Asset-allocation model portfolios poised to become a $2.9T business by 2026

Asset-allocation model portfolios poised to become a $2.9T business by 2026
Anticipated rise in advisors' model use offers an opportunity for asset managers, says Cerulli.
SEP 25, 2024

A shift in how financial advisors structure client portfolios will drive asset allocation model portfolios to a new $2.9 trillion asset milestone by 2026, predicts a new report from Cerulli Associates.

The findings, published in The Cerulli Report—U.S. Asset Allocation Model Portfolios 2024, offer a fresh take on the unfolding story of advisors outsourcing portfolio construction as they increasingly focus on providing financial planning services.

Cerulli's research shows that by the end of 2023, 13 percent of advisor-managed assets were in model portfolios, with 18 percent of financial advisors and 22 percent of practices using them overall. Adoption of model portfolios is expected to rise further in the coming year, with 34 percent of outsourcer advisors planning to increase their use of models. Among other advisor segments, 41 percent of modifiers and 26 percent of insourcers also intend to expand their reliance on model portfolios.

“The opportunity is readily apparent in the asset allocation model portfolio product landscape for providers of investment product building blocks to take advantage of increasing outsourced portfolio construction,” said Matt Apkarian, associate director at Cerulli Associates.

The growing shift toward open-architecture models, which incorporate a range of third-party investment options, is one of the most prominent trends highlighted in the report. While proprietary products currently dominate the model portfolio landscape, 30 percent of asset manager model providers plan to increase the use of nonproprietary investment options as advisors demand diversified management.

The rise of outsourced portfolio construction among advisors has also been a positive driving force for ETF issuers. In 2023, 31 percent of ETF distribution occurred through model portfolios, with 57 percent of that volume taking place through models outside the issuers’ own firms. Cerulli identified the use of third-party strategists or asset allocation models as one of the top three factors driving the growth of ETF assets.

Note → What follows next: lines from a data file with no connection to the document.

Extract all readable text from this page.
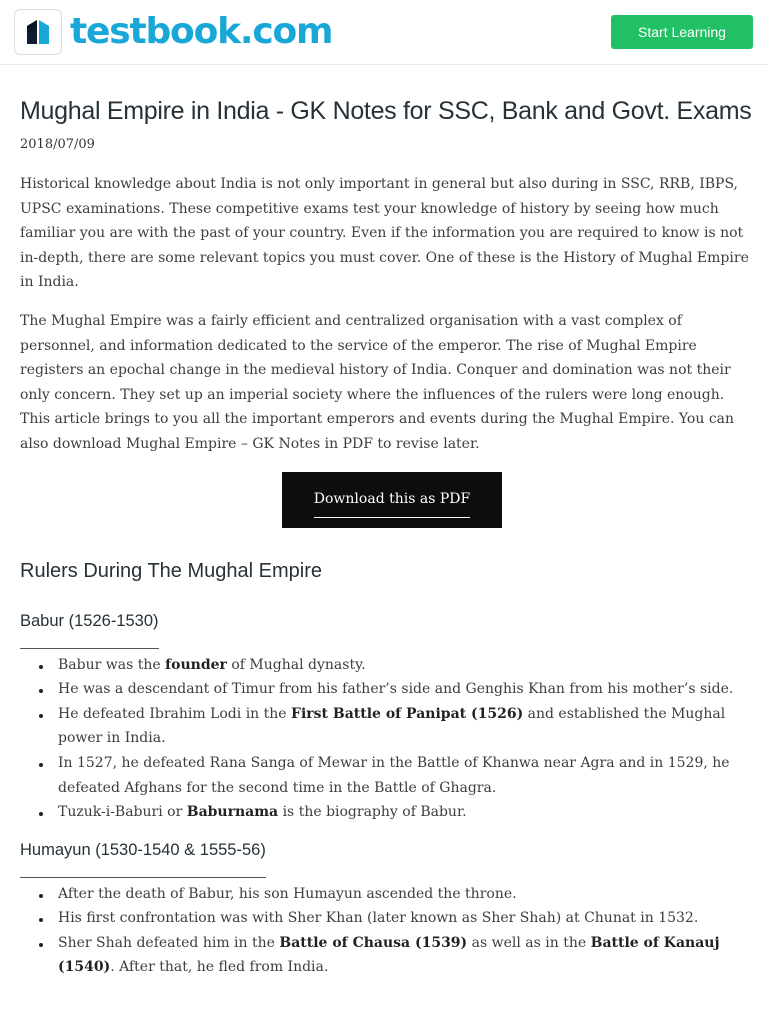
testbook.com	Start Learning
Mughal Empire in India - GK Notes for SSC, Bank and Govt. Exams
2018/07/09

Historical knowledge about India is not only important in general but also during in SSC, RRB, IBPS, UPSC examinations. These competitive exams test your knowledge of history by seeing how much familiar you are with the past of your country. Even if the information you are required to know is not in-depth, there are some relevant topics you must cover. One of these is the History of Mughal Empire in India.

The Mughal Empire was a fairly efficient and centralized organisation with a vast complex of personnel, and information dedicated to the service of the emperor. The rise of Mughal Empire registers an epochal change in the medieval history of India. Conquer and domination was not their only concern. They set up an imperial society where the influences of the rulers were long enough. This article brings to you all the important emperors and events during the Mughal Empire. You can also download Mughal Empire – GK Notes in PDF to revise later.

Download this as PDF
Rulers During The Mughal Empire
Babur (1526-1530)
Babur was the founder of Mughal dynasty.
He was a descendant of Timur from his father’s side and Genghis Khan from his mother’s side.
He defeated Ibrahim Lodi in the First Battle of Panipat (1526) and established the Mughal power in India.
In 1527, he defeated Rana Sanga of Mewar in the Battle of Khanwa near Agra and in 1529, he defeated Afghans for the second time in the Battle of Ghagra.
Tuzuk-i-Baburi or Baburnama is the biography of Babur.
Humayun (1530-1540 & 1555-56)
After the death of Babur, his son Humayun ascended the throne.
His first confrontation was with Sher Khan (later known as Sher Shah) at Chunat in 1532.
Sher Shah defeated him in the Battle of Chausa (1539) as well as in the Battle of Kanauj (1540). After that, he fled from India.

Custom model portfolios are also emerging as a critical area for asset managers, particularly among broker-dealer and RIA home-office clients. Fifty-five percent of asset managers view custom models as a major opportunity compared to 42 percent who prioritize off-the-shelf models. In fact, building custom models for broker-dealers and enterprise RIAs was named the most important product development initiative for 2024 by 57 percent of model providers, beating out tax-efficient models for taxable clients and expanding customization potential.

"While building out a models business may not fit the capabilities and resource constraints of an investment product provider, seeking placements within models should be one of the top distribution opportunities being targeted by a provider of model building blocks," Apkarian added.